Nissan Xterra in water

Inside, control surfaces, trim, and seats were all kept simple, and again much of the Frontier's design was retained. That same just-the-basics approach was carried over to the vehicle's mechanicals, which relied on either a 2.4L four-cylinder engine (143hp), or a 3.3L V6 (shared with Frontier and, for a single year, the Pathfinder) that was good for 170hp. Four-wheel drive, a solid rear axle, and the choice between a five-speed manual and a four-speed automatic transmission rounded out the details, with a limited-slip rear differential also available as an option.

Nissan Xterra in wrap

Buyers flocked to the new SUV, with close to 90,000 examples finding new homes in its first year of production. Comparing the Nissan Xterra vs Jeep Wrangler off-road in the early model years, even though it featured a full-boxed ladder rail frame the Xterra wasn't quite at the same level as its more established rival, especially in hardcore rock crawling or mud-slinging situations. In daily driving, however, it was far more comfortable and significantly better in terms of gas mileage. These real-world considerations helped spike the Xterra's popularity early on.

Nissan Xterra splash

Two years later, Nissan updated the Xterra's looks inside and out, and squeezed another 10 ponies out its V6 engine, while also adding the option of a factory supercharger that improved output to a healthy 210hp and 246 lb-ft of torque (with a slight decrease in twist for manual-equipped models).

Redesigned For More Brawn

In 2005 the previously-mentioned Nissan SUV shake-up saw the Pathfinder kicked upstairs to its new role as a family-friendly tow platform, which meant that the Xterra could inherit its hand-me-downs under the hood and not poach too many customers.

Nissan Xterra rock climb

The Xterra remained in lock-step with the Frontier, with both the sport-utility and the pickup gaining access to a new, and larger platform that was also shared with the brand's full-size Titan pickup as well as its bigger SUVs.
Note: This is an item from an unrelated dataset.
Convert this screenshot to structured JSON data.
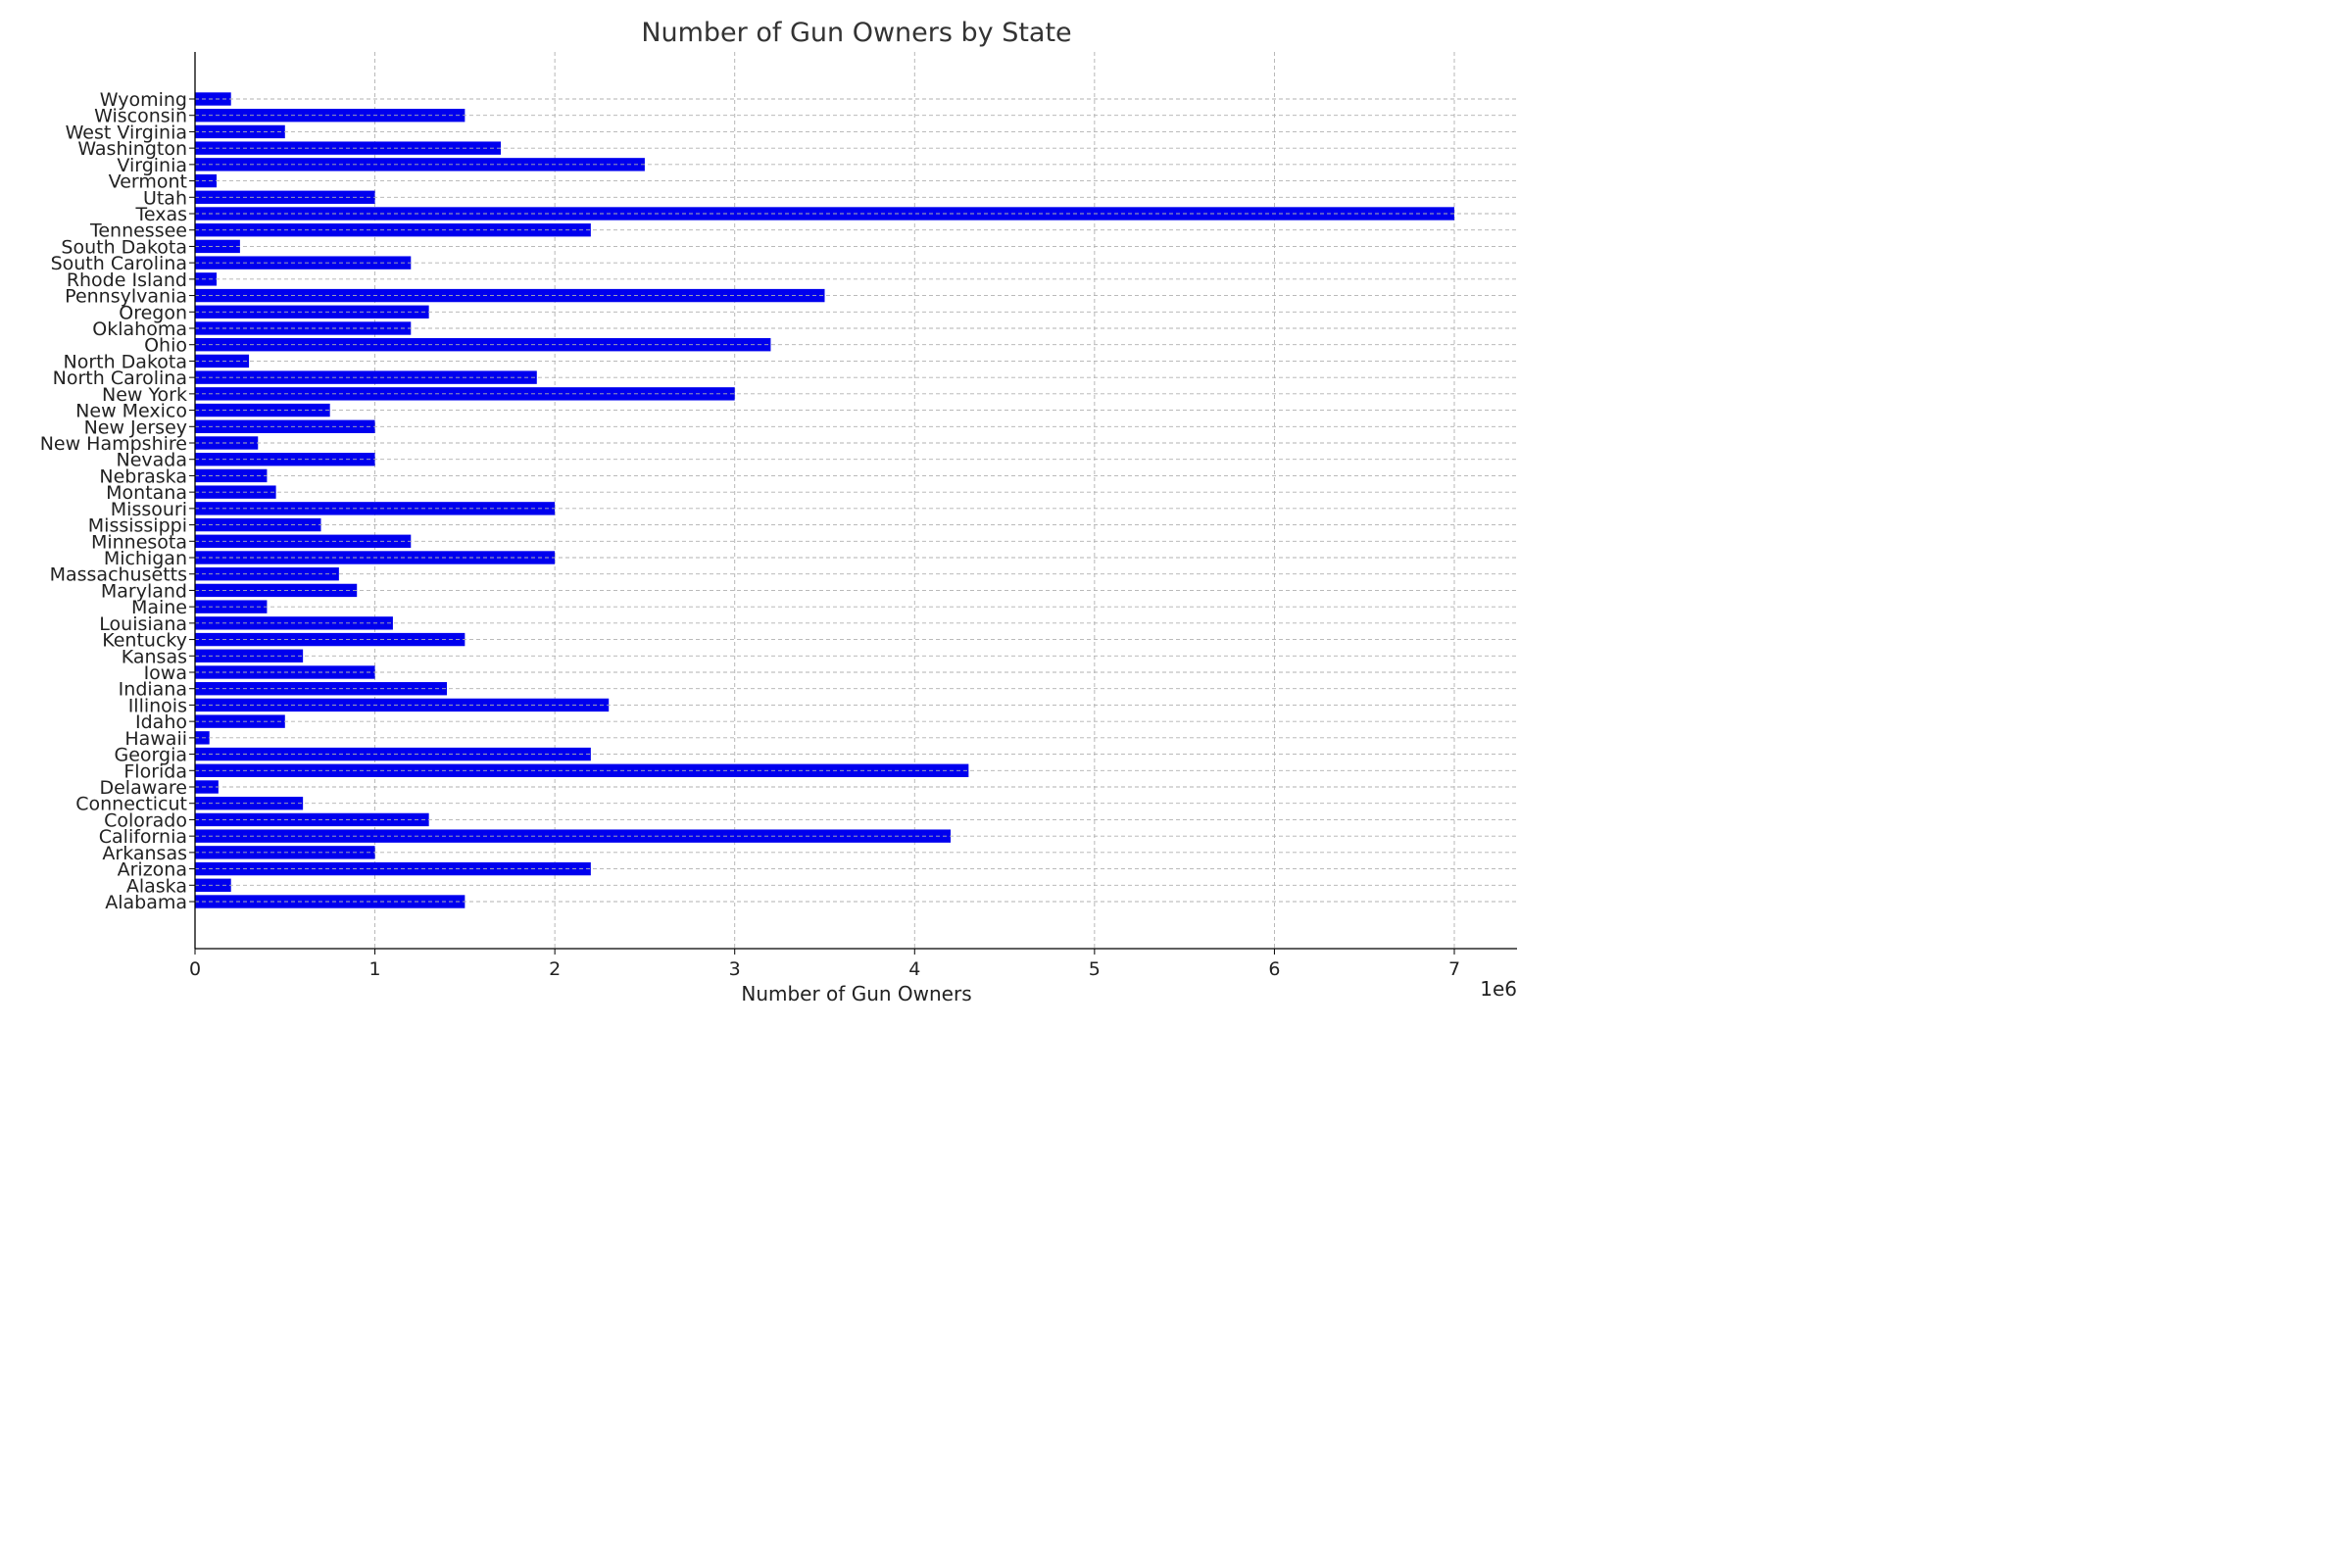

Styling remained similar, again in keeping with the Frontier's general vibe, and the interior continued to prize the basics amenities above luxury (with later models adding in leather and navigation).

Nissan Xterra on Nittos

The most important update was between the front fenders, where the Xterra featured a new 4.0L V6 that offered up 265hp, which was a meaningful improvement over even the supercharged option from the older generation. The four-cylinder engine was banished from the order sheet, but the manual transmission was still in play (eventually gaining six forward gears), the autobox had graduated to five speeds, and fuel economy for the bigger motor was superior to that of the original V6.

Nissan Xterra interior

The revision also brought with it a pair of rugged trim levels. First was the 'Off-Road' trim, followed by the 'PRO-4X.' Each delivered a small suspension lift, under-vehicle armoring, knobby tires, Bilstein shocks, and an electronically-locking rear differential. The Xterra PRO-4X was the longest-lived, and more common of the two, lasting all the way until the truck was removed from the market after the 2015 model year, and it's the one to target for the most out-of-the-box all-terrain capability. 

Why Not Go Xterra? 

When looking at a potential Xterra trail rig, make sure to watch out for rust, especially on first-generation SUVs, as well as a specific type of radiator failure (known as the Strawberry Milkshake of Death) on automatic-equipped second-generation models. Large diameter tires, starting at around 35 inches, have also been known to cause front differential failures.

Nissan Xterra in desert

Properly kitted out, the Nissan Xterra—from either generation—is a fun off-road rig that won't cost you an arm and a leg. Reasonably reliable, cheap to buy, and with enough guts to get you through all but the most complex rock-crawling obstacles, it's a strong counterpoint to the Wrangler religion.